Dr. Bağcivan internette sağlığı konusunda araştırma yapanların dikkat etmesi gerektiğini vurgulayarak şunları söyledi "Baş ağrısı yazıp araştırma yaparak hastalığınıza teşhis koymaya çalışmayın. Baş ağrısına neden olan yüzlerce hastalık olabilir. İnternet günümüzde adeta e-hasta'lar oluşturdu"
Hekimler kadar hastaların da yoğun tempoları nedeniyle yeterince bilgilenememeleri, medya da yurtdışı haberlerin ve araştırmaların yoğun olarak yer alması, internetin yaygınlaşması hasta olanları da olmayanları da internette sağlık araştırması yapmaya yönlendiriyor. International Hospital İç Hastalıkları Uzmanı Dr. İbrahim Bağcivan, internette araştırma yapılmasını öneriyor ancak bu araştırmanın "internetten tedavi olma umudu" taşımaması gerektiğini belirtiyor. Dr. Bağcivan "Tedaviyi hekimden değil internetten almak isteyen e-hastalar, bu yolla hem umutsuzluğa kapılıyor hem yanlış bilgilenebiliyor" uyarısını yapıyor. Dr. Bağcivan, "e-hasta" kavramıyla, hekim tarafından tanımlanmış hastalıklarını araştırmayıp, şikayetlerinden tanı koymaya çalışan kişileri tarif ettiğini söylüyor.
Dr. İbrahim Bağcivan, internette araştırma yapmanın bazı püf noktaları olduğunu belirtiyor ve bunları şöyle sıralıyor:
İnternet ilaç vermiyor!
İnterneti belli araştırmalar için kullanılabilirsiniz. Ancak internet hastalığınızla ilgili olarak size çözüm sunmaz. Aksine internetten eksik ve yanlış bilgi edinme ihtimaliniz yüksek. Hastalığınıza dair şikayetler, adeta puzzle'ın parçaları gibidir. Parça sayısı arttıkça teşhise giden yol da belirginleşecektir. Parçaları doğru şekilde tamamlamak ise, hekimin tecrübesi, bilgisiyle gerçekleşebilir. Tek bir şikayetle hiçbir portal ya da hekim tanı koyamaz. Hafif bir nezlede bile öksürük, ateş, boğaz ağrısı, burun akıntısı olur. İnternette araştırılan şeyler genellikle temel şikayetin birine yönelik oluyor. Hasta internete baş ağrısı diye giriyor ve karşısına binlerce sayfalık kitap çıkıyor. Bu kitabı nasıl okusun, neresinden okusun, hangisini doğru, hangisini yanlış saysın?

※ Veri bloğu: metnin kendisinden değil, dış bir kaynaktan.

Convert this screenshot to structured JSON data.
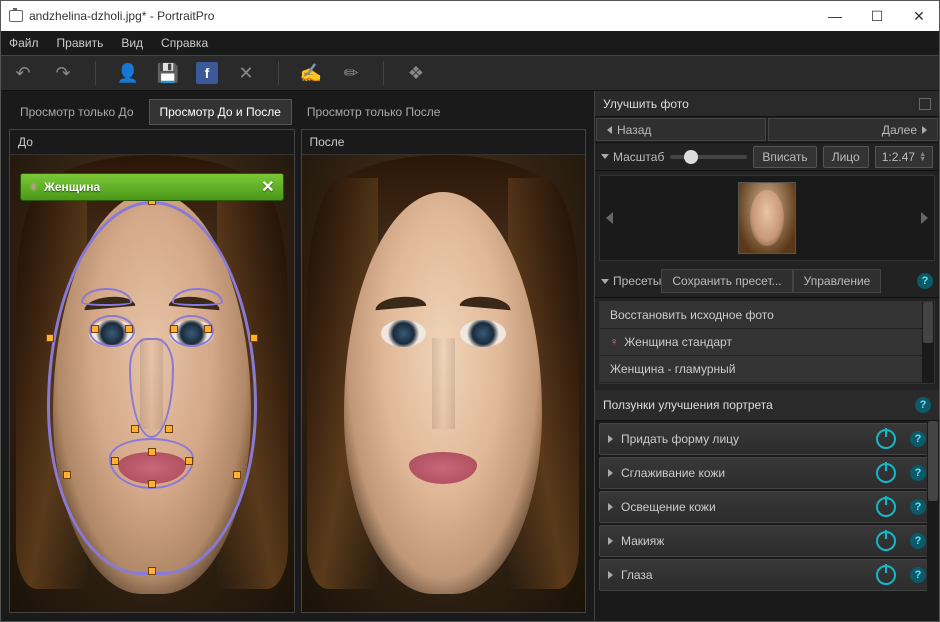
{
  "window": {
    "title": "andzhelina-dzholi.jpg* - PortraitPro"
  },
  "menu": {
    "file": "Файл",
    "edit": "Править",
    "view": "Вид",
    "help": "Справка"
  },
  "view_tabs": {
    "before_only": "Просмотр только До",
    "before_after": "Просмотр До и После",
    "after_only": "Просмотр только После"
  },
  "panels": {
    "before": "До",
    "after": "После"
  },
  "gender_tag": {
    "label": "Женщина",
    "close": "✕",
    "symbol": "♀"
  },
  "right": {
    "header": "Улучшить фото",
    "back": "Назад",
    "next": "Далее",
    "zoom_label": "Масштаб",
    "fit": "Вписать",
    "face": "Лицо",
    "ratio": "1:2.47",
    "presets_tab": "Пресеты",
    "save_preset": "Сохранить пресет...",
    "manage": "Управление",
    "presets": [
      "Восстановить исходное фото",
      "Женщина стандарт",
      "Женщина - гламурный"
    ],
    "sliders_header": "Ползунки улучшения портрета",
    "controls": [
      "Придать форму лицу",
      "Сглаживание кожи",
      "Освещение кожи",
      "Макияж",
      "Глаза"
    ]
  }
}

Milyonda bir ihtimali kendinizde aramayın!
Hasta internette araştırma yaptığında; "Hepatit B hastaları 20 yıl sonra siroz olabilir" bilgisine rastlıyor. Hasta bu sayıyı düşünerek, kendisinin siroz olacağına inanıyor, yanlış bilgiler nedeniyle paniğe kapılıyor. Oysa Hepatit B, hastaların yüzde 30'unda siroza dönüşür, yüzde 70'inde dönüşmez. Bir başka örnek de Hepatit B aşılarında görülüyor. Aşının koruyuculuk süresi hakkında aklında soru işaretleri oluşuyor. İnternetten eksik ve yanlış bilgilerle hastanın kendi durumunu değerlendirmesi, paniğe kapılmasından başka bir işe yaramıyor...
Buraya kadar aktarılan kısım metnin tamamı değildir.